Visitors from Nagasaki highlight atomic bomb memorial events
AAP staff report
Twin Cities (August 8, 2010) – The 2010 Hiroshima Nagasaki Commemoration events featured visitors from Nagasaki and dancers from Minnesota Collaborate at the annual commemoration to pursue peace and mourn the two atomic bombings that took place in August 1945. This was a special year as it is the 55th anniversary of the sister city relationship between St. Paul and Nagasaki – and the 65th anniversary of the dropping of the atomic bombs on Hiroshima and Nagasaki.

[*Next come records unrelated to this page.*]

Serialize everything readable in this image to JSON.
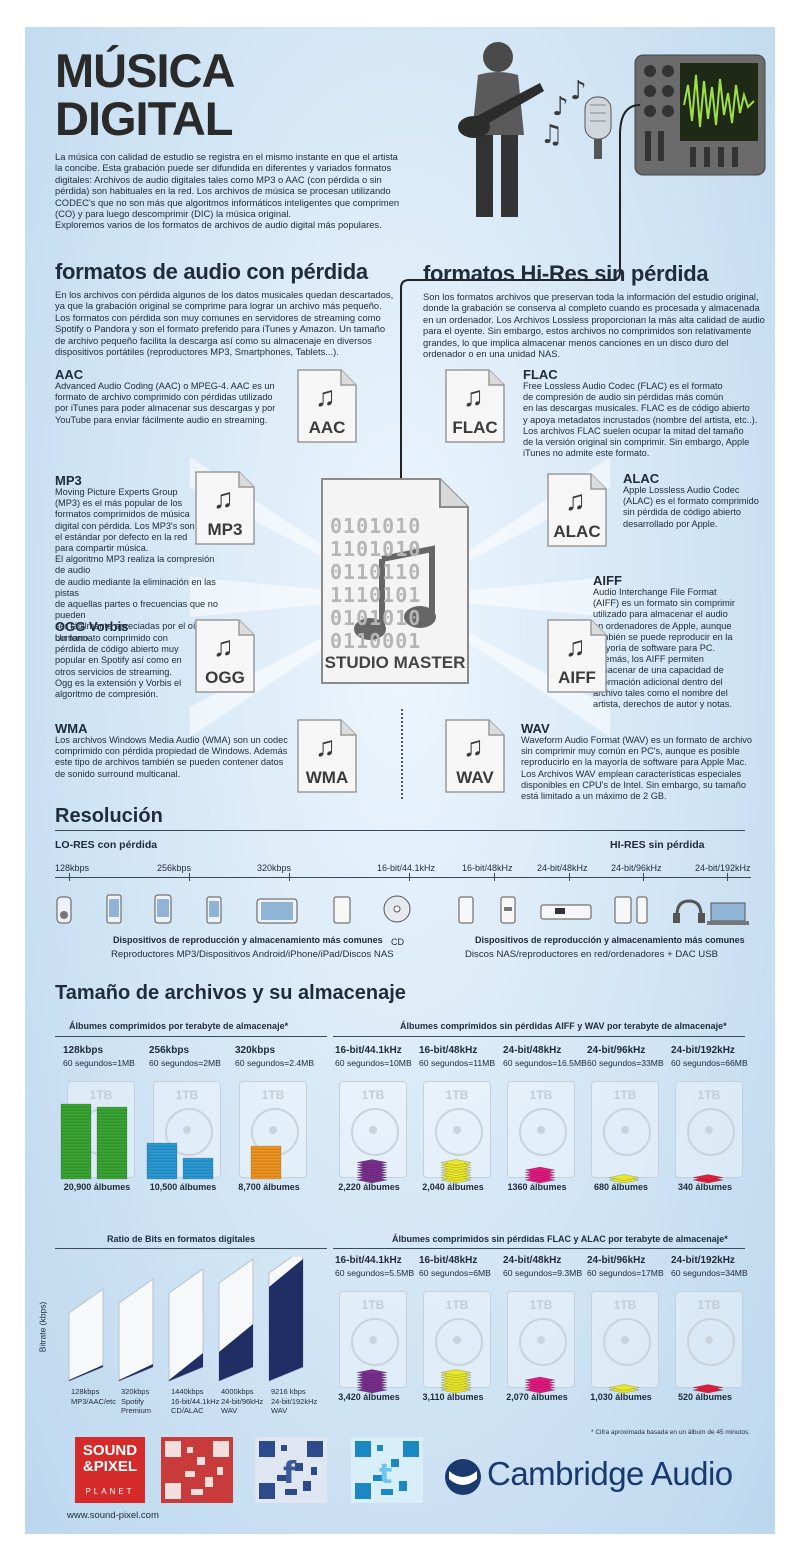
{
  "title": {
    "line1": "MÚSICA",
    "line2": "DIGITAL"
  },
  "intro": [
    "La música con calidad de estudio se registra en el mismo instante en que el artista",
    "la concibe. Esta grabación puede ser difundida en diferentes y variados formatos",
    "digitales: Archivos de audio digitales tales como  MP3 o AAC (con pérdida o sin",
    "pérdida) son habituales en la red. Los archivos de música se procesan utilizando",
    "CODEC's que no son más que  algoritmos informáticos inteligentes que comprimen",
    "(CO) y para luego descomprimir (DIC) la música original.",
    "Exploremos varios de los formatos de archivos de audio digital más populares."
  ],
  "lossy": {
    "heading": "formatos de audio con pérdida",
    "desc": [
      "En los archivos con pérdida algunos de los datos musicales quedan descartados,",
      "ya que la grabación original se comprime para lograr un archivo más pequeño.",
      "Los formatos con pérdida son muy comunes en servidores de streaming como",
      "Spotify o Pandora y son el formato preferido para iTunes y Amazon. Un tamaño",
      "de archivo pequeño facilita la descarga así como su almacenaje en diversos",
      "dispositivos portátiles (reproductores MP3, Smartphones, Tablets...)."
    ],
    "formats": [
      {
        "name": "AAC",
        "label": "AAC",
        "text": [
          "Advanced Audio Coding (AAC) o MPEG-4. AAC es un",
          "formato de archivo comprimido con pérdidas utilizado",
          "por iTunes  para poder almacenar sus descargas y por",
          "YouTube para enviar fácilmente audio en streaming."
        ]
      },
      {
        "name": "MP3",
        "label": "MP3",
        "text": [
          "Moving Picture Experts Group",
          "(MP3) es el más popular de los",
          "formatos comprimidos de música",
          "digital con pérdida. Los MP3's son",
          "el estándar por defecto en la red",
          "para compartir música.",
          "El algoritmo MP3 realiza la compresión de audio",
          "de audio mediante la eliminación en las pistas",
          "de aquellas partes o frecuencias que no pueden",
          "ser fácilmente apreciadas por el oído humano."
        ]
      },
      {
        "name": "OGG Vorbis",
        "label": "OGG",
        "text": [
          "Un formato comprimido con",
          "pérdida de código abierto muy",
          "popular en Spotify así como en",
          "otros servicios de streaming.",
          "Ogg es la extensión y Vorbis el",
          "algoritmo de compresión."
        ]
      },
      {
        "name": "WMA",
        "label": "WMA",
        "text": [
          "Los archivos Windows Media Audio (WMA) son un codec",
          "comprimido con pérdida propiedad de Windows. Además",
          "este tipo de archivos también se pueden contener datos",
          "de sonido surround multicanal."
        ]
      }
    ]
  },
  "lossless": {
    "heading": "formatos Hi-Res sin pérdida",
    "desc": [
      "Son los formatos archivos que preservan toda la información del estudio original,",
      "donde la grabación se conserva al completo cuando es procesada y almacenada",
      "en un ordenador. Los Archivos Lossless proporcionan la más alta calidad de audio",
      "para el oyente. Sin embargo, estos archivos no comprimidos son relativamente",
      "grandes, lo que implica almacenar menos canciones en un disco duro del",
      "ordenador o en una unidad NAS."
    ],
    "formats": [
      {
        "name": "FLAC",
        "label": "FLAC",
        "text": [
          "Free Lossless Audio Codec (FLAC) es el formato",
          "de compresión de audio sin pérdidas más común",
          "en las descargas musicales. FLAC es de código abierto",
          "y apoya metadatos incrustados (nombre del artista, etc..).",
          "Los archivos FLAC suelen ocupar la mitad del tamaño",
          "de la versión original sin comprimir. Sin embargo, Apple",
          "iTunes no admite este formato."
        ]
      },
      {
        "name": "ALAC",
        "label": "ALAC",
        "text": [
          "Apple Lossless Audio Codec",
          "(ALAC) es el formato comprimido",
          "sin pérdida de código abierto",
          "desarrollado por Apple."
        ]
      },
      {
        "name": "AIFF",
        "label": "AIFF",
        "text": [
          "Audio Interchange File Format",
          "(AIFF) es un formato sin comprimir",
          "utilizado para almacenar el audio",
          "en ordenadores de Apple, aunque",
          "también se puede reproducir en la",
          "mayoría de software para PC.",
          "Además, los AIFF permiten",
          "almacenar de una capacidad de",
          "información adicional dentro del",
          "archivo tales como el nombre del",
          "artista, derechos de autor y notas."
        ]
      },
      {
        "name": "WAV",
        "label": "WAV",
        "text": [
          "Waveform Audio Format (WAV) es un formato de archivo",
          "sin comprimir muy común en PC's, aunque es posible",
          "reproducirlo en la mayoría de software para Apple Mac.",
          "Los Archivos WAV emplean características especiales",
          "disponibles en CPU's de Intel. Sin embargo, su tamaño",
          "está limitado a un máximo de 2 GB."
        ]
      }
    ]
  },
  "studio_master": {
    "label": "STUDIO MASTER",
    "binary": [
      "0101010",
      "1101010",
      "0110110",
      "1110101",
      "0101010",
      "0110001"
    ]
  },
  "resolution": {
    "heading": "Resolución",
    "lo_label": "LO-RES con pérdida",
    "hi_label": "HI-RES sin pérdida",
    "ticks": [
      "128kbps",
      "256kbps",
      "320kbps",
      "16-bit/44.1kHz",
      "16-bit/48kHz",
      "24-bit/48kHz",
      "24-bit/96kHz",
      "24-bit/192kHz"
    ],
    "left_caption": "Dispositivos de reproducción y almacenamiento más comunes",
    "left_sub": "Reproductores MP3/Dispositivos Android/iPhone/iPad/Discos NAS",
    "cd": "CD",
    "right_caption": "Dispositivos de reproducción y almacenamiento más comunes",
    "right_sub": "Discos NAS/reproductores en red/ordenadores + DAC USB"
  },
  "storage": {
    "heading": "Tamaño de archivos y su almacenaje",
    "compressed_title": "Álbumes comprimidos por terabyte de almacenaje*",
    "lossless_title": "Álbumes comprimidos sin pérdidas AIFF y WAV por terabyte de almacenaje*",
    "flac_title": "Álbumes comprimidos sin pérdidas FLAC y ALAC por terabyte de almacenaje*",
    "tb_label": "1TB",
    "compressed": [
      {
        "rate": "128kbps",
        "size": "60 segundos=1MB",
        "albums": "20,900 álbumes",
        "color": "#3aa634",
        "count": 20900
      },
      {
        "rate": "256kbps",
        "size": "60 segundos=2MB",
        "albums": "10,500 álbumes",
        "color": "#2a9bd6",
        "count": 10500
      },
      {
        "rate": "320kbps",
        "size": "60 segundos=2.4MB",
        "albums": "8,700 álbumes",
        "color": "#f0961e",
        "count": 8700
      }
    ],
    "lossless": [
      {
        "rate": "16-bit/44.1kHz",
        "size": "60 segundos=10MB",
        "albums": "2,220 álbumes",
        "color": "#7a2f8e",
        "count": 2220
      },
      {
        "rate": "16-bit/48kHz",
        "size": "60 segundos=11MB",
        "albums": "2,040 álbumes",
        "color": "#e8e62a",
        "count": 2040
      },
      {
        "rate": "24-bit/48kHz",
        "size": "60 segundos=16.5MB",
        "albums": "1360 álbumes",
        "color": "#e0197f",
        "count": 1360
      },
      {
        "rate": "24-bit/96kHz",
        "size": "60 segundos=33MB",
        "albums": "680 álbumes",
        "color": "#e8e62a",
        "count": 680
      },
      {
        "rate": "24-bit/192kHz",
        "size": "60 segundos=66MB",
        "albums": "340 álbumes",
        "color": "#e01f3d",
        "count": 340
      }
    ],
    "flac": [
      {
        "rate": "16-bit/44.1kHz",
        "size": "60 segundos=5.5MB",
        "albums": "3,420 álbumes",
        "color": "#7a2f8e",
        "count": 3420
      },
      {
        "rate": "16-bit/48kHz",
        "size": "60 segundos=6MB",
        "albums": "3,110 álbumes",
        "color": "#e8e62a",
        "count": 3110
      },
      {
        "rate": "24-bit/48kHz",
        "size": "60 segundos=9.3MB",
        "albums": "2,070 álbumes",
        "color": "#e0197f",
        "count": 2070
      },
      {
        "rate": "24-bit/96kHz",
        "size": "60 segundos=17MB",
        "albums": "1,030 álbumes",
        "color": "#e8e62a",
        "count": 1030
      },
      {
        "rate": "24-bit/192kHz",
        "size": "60 segundos=34MB",
        "albums": "520 álbumes",
        "color": "#e01f3d",
        "count": 520
      }
    ],
    "footnote": "* Cifra aproximada basada en un álbum de 45 minutos."
  },
  "bitrate": {
    "title": "Ratio de Bits en formatos digitales",
    "axis": "Bitrate (kbps)",
    "bars": [
      {
        "kbps": 128,
        "lines": [
          "128kbps",
          "MP3/AAC/etc"
        ]
      },
      {
        "kbps": 320,
        "lines": [
          "320kbps",
          "Spotify",
          "Premium"
        ]
      },
      {
        "kbps": 1440,
        "lines": [
          "1440kbps",
          "16-bit/44.1kHz",
          "CD/ALAC"
        ]
      },
      {
        "kbps": 4000,
        "lines": [
          "4000kbps",
          "24-bit/96kHz",
          "WAV"
        ]
      },
      {
        "kbps": 9216,
        "lines": [
          "9216 kbps",
          "24-bit/192kHz",
          "WAV"
        ]
      }
    ],
    "max": 9216
  },
  "footer": {
    "logo_top": "SOUND",
    "logo_mid": "&PIXEL",
    "logo_bottom": "PLANET",
    "url": "www.sound-pixel.com",
    "brand": "Cambridge Audio"
  },
  "colors": {
    "accent": "#1a3a6e",
    "background": "#d6e8f6"
  }
}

High school and university students from Junshin in Nagasaki, Japan, under the direction of Yuko Matsumoto, sang at the Ceremony of Eleven Bells at the Lyndale Park Peace Garden in Minneapolis on August 6, and again after the noon service at St. Paul Cathedral on August 8. They also performed at Bethany Convent in St. Paul on August 9.
The commemoration events included the KAIROS Intergenerational Dance Theater, ages 4 to 94, that performed as the 18 Junshin Chorus girls sang the Nagasaki peace anthem at the Global Harmony Labyrinth at Como Park on August 8. The purpose was a performance to symbolize peace, reconciliation and hope for the future.
The Junshin Chorus is led by Sister Yoko Hamada. They were sponsored by the St. Paul Nagasaki Sister City Committee, the Minneapolis St. Paul Hiroshima Nagasaki Commemoration Committee and several grants from Japanese sources.
There was a tea ceremony at Lyndale Park Peace Garden with guests from Kenya and Japan participating. There was also the Thousand Paper Cranes ceremony by Patricia Katagiri, Jack Satell, and Karen Sontag-Satell.
Minneapolis Mayor Donald Fraser as keynote speaker and the Legend of Sadako and the 1,000 Cranes told by grandmother-granddaughter team of Elaine Wynne and Renee Weeks-Wynne. Music was provided by Kathleen Olsen and Mary Preus.
The Ceremony of Eleven Bells, a project of the Veterans for Peace organization, was joined this year by the Women in Black of the Women’s International League for Peace and Freedom.
After the bell was rung 11 times, the Women in Black and the Junshin girls each formed a semi-circle around the Spirit of Peace sculpture at Lyndale Park and responsively recited the Sadako prayer – this is our cry, this is our prayer, peace in the world – in English and Japanese.
Then Junshin students performed a song that was written for the by a hibakusha, the name given to survivors of the atomic bombs in Japan. Wristbands with names of hibakusha and places for people to write their peace mentors were available at all the events. www.wilpfmn.org/hn and www.stpaulnagasaki.org.